Legal: Information services on legal matters (LexisNexis legal and news database)
Exhibitions: With over 400 exhibitions, Reed Exhibitions is the largest commercial organizer of trade shows and exhibitions. Recently, there were exhibitions for 43 industries in 22 countries.
Current developments
Contrary to all predictions that academic publishers would gradually become obsolete with the spread of the internet, RELX has grown significantly over the past two decades. Despite the growing global boycott movement against its high-price policy, RELX continues to generate substantial profits.

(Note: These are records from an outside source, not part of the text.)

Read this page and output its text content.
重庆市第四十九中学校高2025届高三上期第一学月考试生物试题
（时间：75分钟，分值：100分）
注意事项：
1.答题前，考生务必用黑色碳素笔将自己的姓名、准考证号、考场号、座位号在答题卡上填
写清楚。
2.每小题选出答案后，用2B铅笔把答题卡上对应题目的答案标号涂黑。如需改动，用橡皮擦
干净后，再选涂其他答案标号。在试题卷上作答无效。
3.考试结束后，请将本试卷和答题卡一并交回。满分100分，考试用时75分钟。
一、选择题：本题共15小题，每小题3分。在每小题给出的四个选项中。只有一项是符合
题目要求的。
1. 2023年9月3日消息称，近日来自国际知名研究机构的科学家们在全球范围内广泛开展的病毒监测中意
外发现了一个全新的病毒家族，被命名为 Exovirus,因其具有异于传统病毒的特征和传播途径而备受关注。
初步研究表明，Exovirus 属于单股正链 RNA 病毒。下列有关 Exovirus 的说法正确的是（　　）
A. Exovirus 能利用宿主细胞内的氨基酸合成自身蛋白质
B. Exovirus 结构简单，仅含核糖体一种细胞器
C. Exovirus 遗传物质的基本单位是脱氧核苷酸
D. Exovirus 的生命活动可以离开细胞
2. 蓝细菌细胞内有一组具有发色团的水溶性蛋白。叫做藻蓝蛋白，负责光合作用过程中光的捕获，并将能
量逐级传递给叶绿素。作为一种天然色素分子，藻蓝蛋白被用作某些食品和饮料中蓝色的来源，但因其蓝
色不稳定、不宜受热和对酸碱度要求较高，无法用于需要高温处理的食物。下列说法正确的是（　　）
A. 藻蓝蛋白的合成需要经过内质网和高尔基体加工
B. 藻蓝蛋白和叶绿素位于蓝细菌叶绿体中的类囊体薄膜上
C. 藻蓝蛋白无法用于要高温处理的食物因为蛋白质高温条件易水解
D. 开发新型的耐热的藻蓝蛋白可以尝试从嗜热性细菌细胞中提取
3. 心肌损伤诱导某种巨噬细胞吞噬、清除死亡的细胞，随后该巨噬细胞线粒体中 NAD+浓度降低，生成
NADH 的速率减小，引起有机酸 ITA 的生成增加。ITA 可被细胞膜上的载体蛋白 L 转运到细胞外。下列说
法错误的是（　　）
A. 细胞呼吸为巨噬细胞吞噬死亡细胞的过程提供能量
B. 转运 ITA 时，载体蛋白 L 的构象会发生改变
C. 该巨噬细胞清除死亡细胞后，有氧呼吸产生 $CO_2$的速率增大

But there is still a lot of opposition. In 2012, scientists called for a boycott of Elsevier, and in 2019, university representatives have also had enough. The Frankfurter Allgemeine Zeitung, for example, describes the three major academic publishers (besides RELX, these include Springer Nature and Wiley) as "evil in the making of publishers." Libraries are being "blackmailed with dictated prices" and achieving dream returns of up to 40 percent. Ambitious scientists, in any case, cannot forgo publishing in one of the high-profile journals.
Meanwhile, there are steps to weaken the power of the oligopoly. The "Deal Group," an association of academic institutions and libraries under the umbrella of the German Rectors' Conference (HRK), reached an initial agreement in January 2019 with Wiley, the smallest of the big three. Springer Nature was supposed to follow suit. Negotiations with RELX, the third and largest in the group, are at a standstill.
literature
- Larivière V, Haustein S, Mongeon P (2015) The Oligopoly of Academic Publishers in the Digital Era. PLoS ONE 10(6).